Comment expliquer ces négligences ? Quand le service opérera-t-il de nouveau de manière fiable ? (Applaudissements sur les travées du groupe Les Républicains ; M. Stéphane Demilly applaudit également.)
M. Alain Griset, ministre délégué, chargé des petites et moyennes entreprises . - Le Gouvernement est déterminé à protéger les consommateurs dans leur vie quotidienne, en particulier contre les sollicitations téléphoniques indésirables, un désagrément majeur. Je suis conscient de l'attente des Français à cet égard.
Un nouveau prestataire a été récemment choisi, pour améliorer le service. Depuis le 1er octobre, il propose des fonctionnalités élargies à un coût nettement réduit, notamment pour les petites entreprises.
Les travaux de modernisation ont eu une incidence temporaire sur le service, mais les consommateurs inscrits sur Bloctel sont toujours restés couverts. Tout est revenu à la normale depuis bientôt trois semaines. (M. François Bonhomme le conteste.) Depuis deux jours, il est à nouveau possible de protéger de nouveaux numéros.
La DGCCRF informe en toute transparence les associations de consommateurs et les entreprises du secteur de l'avancée des travaux. Elle est pleinement mobilisée pour faire cesser les démarchages abusifs.
M. François Bonhomme. - La fiche du ministre date de 2017 !
M. Hugues Saury. - Après la distribution des tracs électoraux, Bloctel : deux appels d'offres lancés par le Gouvernement dont nos concitoyens ont eu à pâtir. Cela révèle un défaut de pilotage politique autant que des lourdeurs administratives. (Applaudissements sur les travées du groupe Les Républicains)
Respect des normes par les plateformes de vente en ligne
M. François Bonneau . - (Applaudissements sur les travées du groupe UC) Le 15 octobre dernier, la DGCCRF a publié un rapport accablant sur la conformité aux normes françaises et européennes des produits vendus sur les principales plateformes en ligne : 60 % des produits testés présentent une anomalie et 32 % sont même dangereux - treize adaptateurs électriques sur quinze font courir un risque de choc électrique...

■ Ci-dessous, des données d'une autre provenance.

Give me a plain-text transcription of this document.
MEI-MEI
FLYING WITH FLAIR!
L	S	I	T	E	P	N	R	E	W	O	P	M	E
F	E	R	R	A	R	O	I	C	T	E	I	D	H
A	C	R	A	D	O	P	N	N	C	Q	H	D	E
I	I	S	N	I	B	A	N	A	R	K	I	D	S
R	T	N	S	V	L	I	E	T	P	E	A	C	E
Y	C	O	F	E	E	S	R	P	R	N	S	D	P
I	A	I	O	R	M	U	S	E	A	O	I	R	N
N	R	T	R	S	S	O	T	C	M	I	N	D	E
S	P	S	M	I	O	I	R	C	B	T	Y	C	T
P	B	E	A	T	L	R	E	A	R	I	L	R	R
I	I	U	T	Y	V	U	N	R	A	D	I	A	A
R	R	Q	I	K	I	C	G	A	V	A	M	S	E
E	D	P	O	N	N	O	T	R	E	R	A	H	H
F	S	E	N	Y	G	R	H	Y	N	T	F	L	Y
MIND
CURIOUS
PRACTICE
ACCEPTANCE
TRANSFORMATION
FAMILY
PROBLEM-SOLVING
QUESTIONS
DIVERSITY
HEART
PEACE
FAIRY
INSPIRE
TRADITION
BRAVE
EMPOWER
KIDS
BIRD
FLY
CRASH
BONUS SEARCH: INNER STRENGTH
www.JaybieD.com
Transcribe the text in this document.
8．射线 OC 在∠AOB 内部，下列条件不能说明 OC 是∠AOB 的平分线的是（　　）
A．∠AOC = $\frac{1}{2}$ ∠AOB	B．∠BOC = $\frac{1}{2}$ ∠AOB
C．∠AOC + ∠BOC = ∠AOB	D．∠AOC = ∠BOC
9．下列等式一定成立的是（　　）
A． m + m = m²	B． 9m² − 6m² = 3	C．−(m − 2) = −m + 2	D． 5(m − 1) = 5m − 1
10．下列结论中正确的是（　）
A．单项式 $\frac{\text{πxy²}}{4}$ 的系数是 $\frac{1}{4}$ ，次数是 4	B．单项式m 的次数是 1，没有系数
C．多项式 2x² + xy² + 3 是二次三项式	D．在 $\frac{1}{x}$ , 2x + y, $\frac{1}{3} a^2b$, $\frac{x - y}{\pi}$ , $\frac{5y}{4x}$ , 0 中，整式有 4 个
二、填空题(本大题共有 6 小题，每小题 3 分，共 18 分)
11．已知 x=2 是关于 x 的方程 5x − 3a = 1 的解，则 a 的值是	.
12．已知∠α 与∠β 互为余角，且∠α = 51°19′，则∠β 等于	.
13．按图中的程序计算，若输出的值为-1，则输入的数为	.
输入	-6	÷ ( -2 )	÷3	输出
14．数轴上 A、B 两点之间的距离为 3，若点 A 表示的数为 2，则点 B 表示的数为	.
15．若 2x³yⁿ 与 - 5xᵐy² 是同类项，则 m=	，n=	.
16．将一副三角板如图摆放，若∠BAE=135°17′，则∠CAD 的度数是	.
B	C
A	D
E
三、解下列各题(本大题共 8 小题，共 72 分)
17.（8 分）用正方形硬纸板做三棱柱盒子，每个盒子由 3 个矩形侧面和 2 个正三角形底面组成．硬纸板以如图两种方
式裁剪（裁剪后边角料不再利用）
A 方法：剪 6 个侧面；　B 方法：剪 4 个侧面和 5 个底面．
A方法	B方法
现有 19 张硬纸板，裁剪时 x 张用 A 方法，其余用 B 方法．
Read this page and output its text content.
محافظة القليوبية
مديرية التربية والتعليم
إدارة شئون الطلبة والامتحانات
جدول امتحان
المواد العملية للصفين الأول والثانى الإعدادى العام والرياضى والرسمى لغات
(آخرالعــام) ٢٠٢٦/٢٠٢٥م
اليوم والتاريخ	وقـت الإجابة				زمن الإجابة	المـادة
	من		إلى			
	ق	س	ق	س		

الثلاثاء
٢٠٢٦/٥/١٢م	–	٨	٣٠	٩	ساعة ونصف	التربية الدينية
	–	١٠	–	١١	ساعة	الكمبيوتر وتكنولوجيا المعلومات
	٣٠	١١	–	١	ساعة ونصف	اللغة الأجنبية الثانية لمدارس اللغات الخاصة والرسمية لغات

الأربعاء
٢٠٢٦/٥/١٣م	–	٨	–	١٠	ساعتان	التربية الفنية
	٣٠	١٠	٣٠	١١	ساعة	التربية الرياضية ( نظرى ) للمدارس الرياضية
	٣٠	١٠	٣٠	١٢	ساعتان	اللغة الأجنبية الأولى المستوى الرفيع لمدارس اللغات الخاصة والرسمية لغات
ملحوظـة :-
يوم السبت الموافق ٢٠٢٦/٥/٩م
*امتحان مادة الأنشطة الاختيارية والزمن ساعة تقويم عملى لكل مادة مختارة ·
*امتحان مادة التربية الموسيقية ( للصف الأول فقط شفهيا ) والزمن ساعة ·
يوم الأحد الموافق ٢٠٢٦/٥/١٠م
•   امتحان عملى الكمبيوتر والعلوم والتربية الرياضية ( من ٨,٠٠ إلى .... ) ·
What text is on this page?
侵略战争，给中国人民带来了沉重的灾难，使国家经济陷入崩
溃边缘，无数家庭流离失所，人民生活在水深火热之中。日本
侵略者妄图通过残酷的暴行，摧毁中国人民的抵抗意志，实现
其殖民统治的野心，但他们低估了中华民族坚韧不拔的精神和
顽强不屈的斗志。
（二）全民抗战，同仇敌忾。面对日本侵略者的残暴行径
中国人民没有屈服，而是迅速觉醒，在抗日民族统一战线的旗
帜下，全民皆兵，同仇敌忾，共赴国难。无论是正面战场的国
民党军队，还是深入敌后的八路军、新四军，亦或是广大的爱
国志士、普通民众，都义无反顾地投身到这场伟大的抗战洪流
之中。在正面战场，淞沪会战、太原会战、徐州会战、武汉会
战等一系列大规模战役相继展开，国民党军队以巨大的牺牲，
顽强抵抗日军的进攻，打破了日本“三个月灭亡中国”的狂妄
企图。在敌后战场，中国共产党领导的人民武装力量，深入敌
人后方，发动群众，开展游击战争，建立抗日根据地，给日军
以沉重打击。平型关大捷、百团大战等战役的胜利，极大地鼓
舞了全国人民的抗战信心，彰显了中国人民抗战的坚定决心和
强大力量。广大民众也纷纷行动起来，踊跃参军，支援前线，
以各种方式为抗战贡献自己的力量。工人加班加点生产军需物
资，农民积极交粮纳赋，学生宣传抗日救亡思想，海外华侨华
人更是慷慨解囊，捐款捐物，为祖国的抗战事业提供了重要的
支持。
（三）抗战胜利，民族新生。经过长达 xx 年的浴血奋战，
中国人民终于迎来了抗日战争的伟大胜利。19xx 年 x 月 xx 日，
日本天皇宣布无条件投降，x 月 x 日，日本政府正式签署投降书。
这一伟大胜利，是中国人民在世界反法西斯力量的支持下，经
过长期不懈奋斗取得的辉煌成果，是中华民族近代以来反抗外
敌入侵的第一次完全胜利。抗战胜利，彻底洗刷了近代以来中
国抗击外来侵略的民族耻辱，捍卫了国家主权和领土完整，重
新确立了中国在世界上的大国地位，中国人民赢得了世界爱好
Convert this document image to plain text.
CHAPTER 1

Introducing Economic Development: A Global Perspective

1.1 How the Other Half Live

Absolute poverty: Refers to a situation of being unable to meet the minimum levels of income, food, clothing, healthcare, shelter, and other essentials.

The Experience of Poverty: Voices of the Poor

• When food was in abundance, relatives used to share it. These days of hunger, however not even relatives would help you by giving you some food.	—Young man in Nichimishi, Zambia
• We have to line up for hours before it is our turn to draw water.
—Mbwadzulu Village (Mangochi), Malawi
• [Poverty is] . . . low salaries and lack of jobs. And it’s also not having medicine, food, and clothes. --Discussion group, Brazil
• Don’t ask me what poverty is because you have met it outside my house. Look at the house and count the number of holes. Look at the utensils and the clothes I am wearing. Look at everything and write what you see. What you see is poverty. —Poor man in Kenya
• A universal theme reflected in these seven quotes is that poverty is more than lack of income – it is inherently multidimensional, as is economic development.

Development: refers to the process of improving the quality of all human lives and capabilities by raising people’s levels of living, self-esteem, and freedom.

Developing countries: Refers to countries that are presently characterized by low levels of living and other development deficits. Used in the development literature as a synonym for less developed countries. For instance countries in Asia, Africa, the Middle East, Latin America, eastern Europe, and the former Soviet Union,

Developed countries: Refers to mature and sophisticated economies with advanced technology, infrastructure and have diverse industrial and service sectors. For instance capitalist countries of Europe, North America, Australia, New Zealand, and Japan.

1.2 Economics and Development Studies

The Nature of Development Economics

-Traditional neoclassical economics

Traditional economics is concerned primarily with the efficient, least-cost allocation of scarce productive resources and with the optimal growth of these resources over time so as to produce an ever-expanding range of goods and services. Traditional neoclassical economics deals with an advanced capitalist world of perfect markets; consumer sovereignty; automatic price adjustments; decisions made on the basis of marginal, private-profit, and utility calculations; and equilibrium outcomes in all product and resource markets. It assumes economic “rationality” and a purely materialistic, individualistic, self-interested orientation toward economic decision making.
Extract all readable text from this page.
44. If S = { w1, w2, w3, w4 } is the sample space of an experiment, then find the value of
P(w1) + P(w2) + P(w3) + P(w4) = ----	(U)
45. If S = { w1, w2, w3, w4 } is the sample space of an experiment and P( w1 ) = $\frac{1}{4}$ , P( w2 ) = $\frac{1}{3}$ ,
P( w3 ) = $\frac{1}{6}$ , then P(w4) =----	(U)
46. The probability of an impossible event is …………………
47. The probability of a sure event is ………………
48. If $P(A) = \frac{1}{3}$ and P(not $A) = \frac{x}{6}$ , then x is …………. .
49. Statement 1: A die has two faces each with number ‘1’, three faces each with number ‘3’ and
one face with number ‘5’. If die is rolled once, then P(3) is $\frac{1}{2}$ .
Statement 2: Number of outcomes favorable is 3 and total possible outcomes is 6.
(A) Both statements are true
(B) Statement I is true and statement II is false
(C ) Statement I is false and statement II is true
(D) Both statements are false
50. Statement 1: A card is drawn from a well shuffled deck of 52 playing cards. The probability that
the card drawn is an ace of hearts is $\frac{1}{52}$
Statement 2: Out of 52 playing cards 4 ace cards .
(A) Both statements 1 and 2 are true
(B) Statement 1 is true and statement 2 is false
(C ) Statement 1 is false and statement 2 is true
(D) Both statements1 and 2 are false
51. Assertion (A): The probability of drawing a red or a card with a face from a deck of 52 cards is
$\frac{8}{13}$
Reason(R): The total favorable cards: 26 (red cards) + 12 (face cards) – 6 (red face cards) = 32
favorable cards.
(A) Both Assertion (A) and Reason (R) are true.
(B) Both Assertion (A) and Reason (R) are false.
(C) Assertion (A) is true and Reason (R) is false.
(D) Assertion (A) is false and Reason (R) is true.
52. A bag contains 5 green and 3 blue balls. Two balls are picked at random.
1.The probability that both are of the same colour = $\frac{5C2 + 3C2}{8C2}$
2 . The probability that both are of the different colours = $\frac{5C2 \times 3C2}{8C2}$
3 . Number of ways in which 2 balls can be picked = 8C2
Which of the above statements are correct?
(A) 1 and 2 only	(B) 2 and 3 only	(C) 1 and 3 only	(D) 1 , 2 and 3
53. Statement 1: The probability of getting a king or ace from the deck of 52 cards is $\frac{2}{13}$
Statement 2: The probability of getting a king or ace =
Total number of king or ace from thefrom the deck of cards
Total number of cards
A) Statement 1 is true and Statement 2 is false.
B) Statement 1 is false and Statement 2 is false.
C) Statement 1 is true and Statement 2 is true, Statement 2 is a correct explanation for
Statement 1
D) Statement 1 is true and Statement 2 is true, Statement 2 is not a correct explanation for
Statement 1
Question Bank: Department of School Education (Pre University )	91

La DGCCRF a fait retirer ces produits de la vente, mais c'est une goutte d'eau dans un océan d'impunité... Serions-nous impuissants à protéger nos concitoyens ?
Le problème est aussi économique, car la concurrence entre les charlatans online et les commerçants de nos territoires est déloyale ; ces derniers paient loyers, taxes et charges sociales et respectent les normes. Fragilisés par la crise sanitaire, nos commerces ne doivent plus être exposés à une concurrence qui menace la sécurité des consommateurs en nous inondant de produits dangereux !
Quelles mesures concrètes le Gouvernement compte-t-il prendre pour que les produits vendus en ligne soient soumis aux mêmes normes que ceux vendus dans nos magasins ? Allez-vous imposer des sanctions dissuasives ? (Applaudissements sur les travées du groupe UC et sur plusieurs travées du groupe Les Républicains)
M. Alain Griset, ministre délégué, chargé des petites et moyennes entreprises . - La sécurité des produits est un enjeu majeur de protection des consommateurs.
Visitant récemment, avec Cédric O, des services de la DGCCRF, j'ai découvert un véritable musée des horreurs : bijoux de fantaisie contenant des métaux lourds, chargeurs de téléphone susceptibles de déclencher un incendie, peluches dangereuses pour les enfants.
Les places de marché en ligne sont une formidable opportunité pour nos PME, mais elles facilitent aussi l'accès à notre marché à des vendeurs implantés dans des pays extraeuropéens et pas toujours au fait des normes applicables sur notre territoire.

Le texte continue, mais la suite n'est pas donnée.